Lecture : entre janvier et mai 2020, le chiffre d’affaires de la restauration collective concédée a baissé de 40 %.
Champ : France, unités légales des services marchands.
Source : Insee, Indice de chiffre d’affaires dans les services.
Toutes proportions gardées, le secteur a moins souffert de la première vague épidémique ((– 40 % en mai par rapport à janvier). que la restauration commerciale (– 74 % en mai, après – 90 % en avril). En effet, la restauration collective n’a pas été soumise à une mesure d’ordre administratif (interdictions ou restrictions d’accueil du public), contraignant les restaurants encore actifs à une activité de traiteurs jusqu’à début juin 2020. Elle a néanmoins subi une chute très marquée de fréquentation, du fait de la fermeture des établissements d’enseignement, de la suspension d’activité de nombreuses entreprises et du développement du télétravail. Seul le segment de la santé a été épargné, notamment celui des Ehpad.
Le marché de la restauration aérienne très touchée
La reprise de l’activité, après le premier confinement, n’a pas été aussi marquée dans la restauration collective que dans la restauration commerciale, qui a bénéficié à plein de la détente estivale (– 32 % contre – 7 % en août par rapport à janvier 2020). Les restaurants d’entreprises ont continué à être affectés par le maintien du télétravail, les règles de distanciation qui limitent le nombre de convives présents simultanément à table et les craintes de contamination. De nombreux salariés présents sur site apportent ou se font livrer leurs repas. Le marché de la restauration aérienne reste également très touché, du fait de l’effondrement du trafic aérien.
La réouverture du marché scolaire en septembre n’a pas suffi à relancer l’ensemble de l’activité, le segment « entreprises » demeurant à la traîne. Le deuxième confinement (novembre 2020) n’a eu qu’un impact restreint sur l’activité de la restauration collective, contrairement à la restauration commerciale.
Un taux de marge qui a baissé de moitié entre 2010 et 2018
Lecture : en 2018, le taux de marge atteint 7,2 % dans la restauration collective concédée. Champ : France, unités légales des services marchands.
Source : Insee, Ésane (données individuelles) pour les tables et leurs légendes.

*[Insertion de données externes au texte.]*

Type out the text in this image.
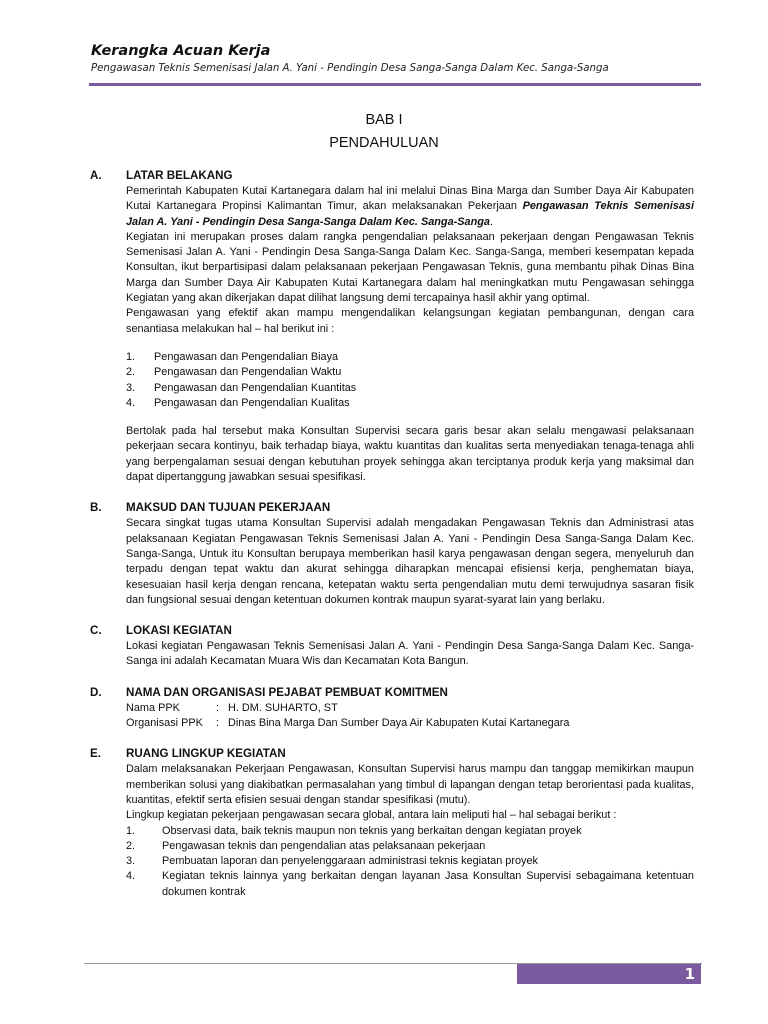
Kerangka Acuan Kerja
Pengawasan Teknis Semenisasi Jalan A. Yani - Pendingin Desa Sanga-Sanga Dalam Kec. Sanga-Sanga
BAB I
PENDAHULUAN
A.	LATAR BELAKANG

Pemerintah Kabupaten Kutai Kartanegara dalam hal ini melalui Dinas Bina Marga dan Sumber Daya Air Kabupaten Kutai Kartanegara Propinsi Kalimantan Timur, akan melaksanakan Pekerjaan Pengawasan Teknis Semenisasi Jalan A. Yani - Pendingin Desa Sanga-Sanga Dalam Kec. Sanga-Sanga.

Kegiatan ini merupakan proses dalam rangka pengendalian pelaksanaan pekerjaan dengan Pengawasan Teknis Semenisasi Jalan A. Yani - Pendingin Desa Sanga-Sanga Dalam Kec. Sanga-Sanga, memberi kesempatan kepada Konsultan, ikut berpartisipasi dalam pelaksanaan pekerjaan Pengawasan Teknis, guna membantu pihak Dinas Bina Marga dan Sumber Daya Air Kabupaten Kutai Kartanegara dalam hal meningkatkan mutu Pengawasan sehingga Kegiatan yang akan dikerjakan dapat dilihat langsung demi tercapainya hasil akhir yang optimal.

Pengawasan yang efektif akan mampu mengendalikan kelangsungan kegiatan pembangunan, dengan cara senantiasa melakukan hal – hal berikut ini :

1.	Pengawasan dan Pengendalian Biaya
2.	Pengawasan dan Pengendalian Waktu
3.	Pengawasan dan Pengendalian Kuantitas
4.	Pengawasan dan Pengendalian Kualitas

Bertolak pada hal tersebut maka Konsultan Supervisi secara garis besar akan selalu mengawasi pelaksanaan pekerjaan secara kontinyu, baik terhadap biaya, waktu kuantitas dan kualitas serta menyediakan tenaga-tenaga ahli yang berpengalaman sesuai dengan kebutuhan proyek sehingga akan terciptanya produk kerja yang maksimal dan dapat dipertanggung jawabkan sesuai spesifikasi.

B.	MAKSUD DAN TUJUAN PEKERJAAN

Secara singkat tugas utama Konsultan Supervisi adalah mengadakan Pengawasan Teknis dan Administrasi atas pelaksanaan Kegiatan Pengawasan Teknis Semenisasi Jalan A. Yani - Pendingin Desa Sanga-Sanga Dalam Kec. Sanga-Sanga, Untuk itu Konsultan berupaya memberikan hasil karya pengawasan dengan segera, menyeluruh dan terpadu dengan tepat waktu dan akurat sehingga diharapkan mencapai efisiensi kerja, penghematan biaya, kesesuaian hasil kerja dengan rencana, ketepatan waktu serta pengendalian mutu demi terwujudnya sasaran fisik dan fungsional sesuai dengan ketentuan dokumen kontrak maupun syarat-syarat lain yang berlaku.

C.	LOKASI KEGIATAN

Lokasi kegiatan Pengawasan Teknis Semenisasi Jalan A. Yani - Pendingin Desa Sanga-Sanga Dalam Kec. Sanga-Sanga ini adalah Kecamatan Muara Wis dan Kecamatan Kota Bangun.

D.	NAMA DAN ORGANISASI PEJABAT PEMBUAT KOMITMEN
Nama PPK	: H. DM. SUHARTO, ST
Organisasi PPK	: Dinas Bina Marga Dan Sumber Daya Air Kabupaten Kutai Kartanegara
E.	RUANG LINGKUP KEGIATAN

Dalam melaksanakan Pekerjaan Pengawasan, Konsultan Supervisi harus mampu dan tanggap memikirkan maupun memberikan solusi yang diakibatkan permasalahan yang timbul di lapangan dengan tetap berorientasi pada kualitas, kuantitas, efektif serta efisien sesuai dengan standar spesifikasi (mutu).

Lingkup kegiatan pekerjaan pengawasan secara global, antara lain meliputi hal – hal sebagai berikut :

1.	Observasi data, baik teknis maupun non teknis yang berkaitan dengan kegiatan proyek
2.	Pengawasan teknis dan pengendalian atas pelaksanaan pekerjaan
3.	Pembuatan laporan dan penyelenggaraan administrasi teknis kegiatan proyek
4.	Kegiatan teknis lainnya yang berkaitan dengan layanan Jasa Konsultan Supervisi sebagaimana ketentuan dokumen kontrak
1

Le taux de marge de la restauration collective concédée passe de 13 % en 2010 à 7 % en 2018. Ce recul est très sensible en 2012 (– 3 points), année marquée par une stagnation générale de l’activité. Mais aussi en 2018 (– 2 points), dans un contexte économique nettement plus favorable. En effet, la masse salariale augmente (+ 3,2 % par an) plus vite que la valeur ajoutée (+ 2,2 %), en raison des fortes pressions sur les prix de la restauration collective. Dans la restauration commerciale, le taux de marge diminue autant sur la période (– 6 points). Mais celui-ci était nettement plus élevé (23 % en 2010), l’activité ayant notamment bénéficié à partir de 2009 d’une baisse marquée du taux de TVA.
En revanche, bien qu’en très forte baisse, le taux de rentabilité économique des acteurs de la Collective Concédée reste élevé (16 %) comparé à celui de la RHD dans son ensemble (12 %) ou des services marchands (8 %). Il s’explique par la disponibilité d’une trésorerie abondante, liée au mode de règlement (paiement des fournisseurs à terme, mais perception immédiate ou rapide du prix des repas) et permettant de dégager un besoin en fonds de roulement négatif.
Entre 2010 et 2019, la production n’a augmenté que de 5,6 % dans ce secteur
Note : données corrigées des variations saisonnières et des jours ouvrables.
Lecture : en 2016, la production a augmenté de 4,2 % en volume dans la restauration commerciale.
Champ : France, unités légales des services marchands. Source : Insee, indice de production dans les services.